While Darth Vader in the extended universe has been clearly linked with mythology, the comics provided a brand-new story about the origin of Vader’s castle on Mustafar. Vader stumbles across a mask with the ghost of a Sith Lord called Momin. He is endowed with the ability to communicate with the ghost which enables them to design some plans for the castle. According to Momin, the castle is constructed like a giant tuning fork enabling him to get through to the dark side of the force.
Momin enchants Vader by promising that it will enable him to go through the veil of death and reunite with Padmé. Vader adheres to the instructions which give rise to some intriguing developments and the establishment of his iconic castle.
While Darth Vader revolves around the titular character, the comic also unveils some essential secrets about the surrounding world, particularly the start of the rebellion. Vader appears to be enraged at how the Rebellion has mounted, and we can see what sparks off the opposition of the Empire. The comic perfectly succeeds in depicting the deplorable situation of the Rebels following the collapse of the Jedi Order and provides the back-story which is linked to the original trilogy.

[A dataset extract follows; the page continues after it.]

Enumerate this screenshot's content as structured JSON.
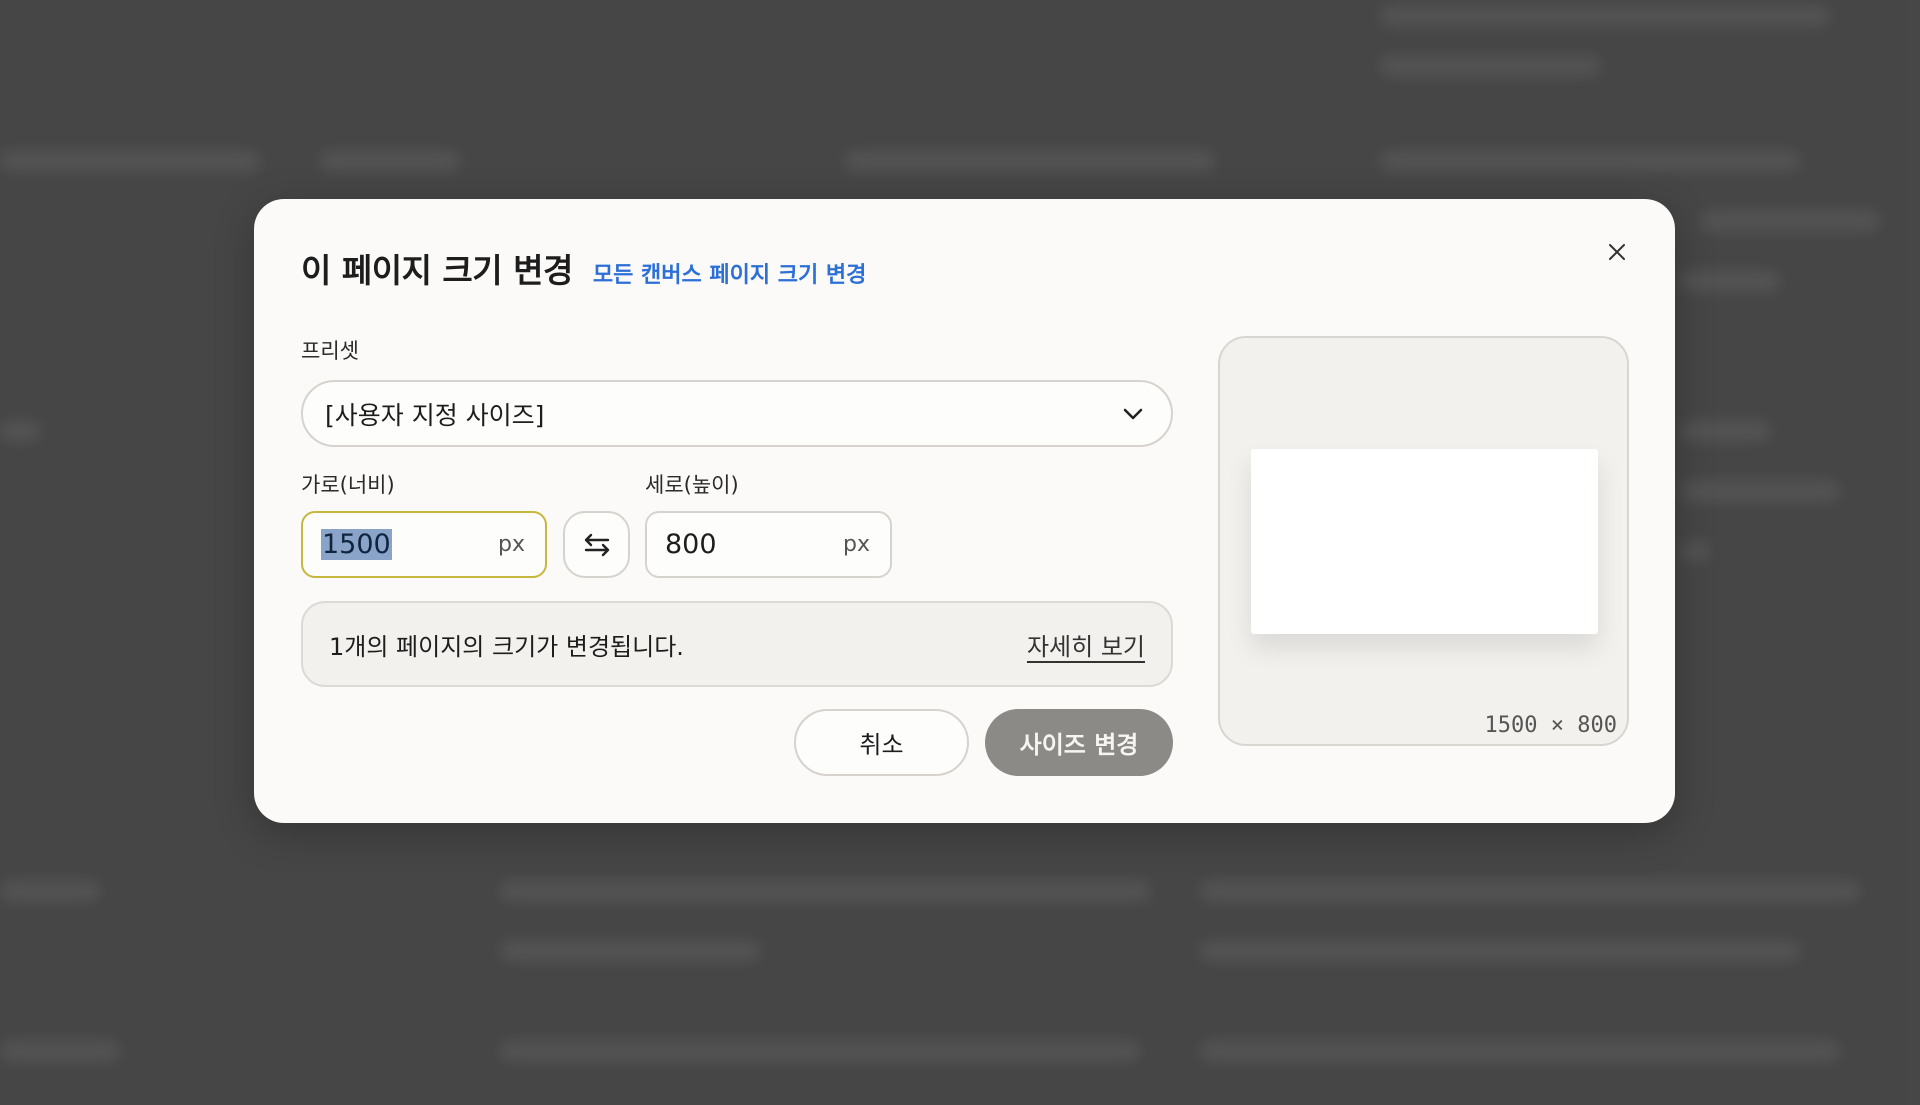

Darth Vader was quite effusive in using the force. In the previous trilogy, we observe the reach of his power and just how frightening he can be. However, in the comics, Vader’s use of the force is limited. While fighting back against Grand Moff Tarkin, the only weapon Vader uses after Tarkin takes away his lightsaber is force. Tarklin then sacrifices some men to come to know how far Vader can go using this force. Eventually, we see that Vader is not that potent in terms of using his force powers.
In the first run of Darth Vader, we can observe a subtle but positive change from previous prequels. One of the most hateful moments from Revenge of the Sith is the process of transforming from Anakin to Vader followed by a long-winded “NOOOOOOOOO.” In Darth Vader #1, we still observe this moment but with a text bubble just reading “NO.”
The revelation of Anakin’s father identity seems to be the most eye-popping turn in the Darth Vader Comics. In the prequels, it was said “there was no father” and people just concluded that he was the child of the force. In the comics, we see a brand-new explanation. Vader envisions Emperor Palpatine manipulating Anakin’s mother’s womb which gave rise to the imbalance in the force and led to him coming into this world.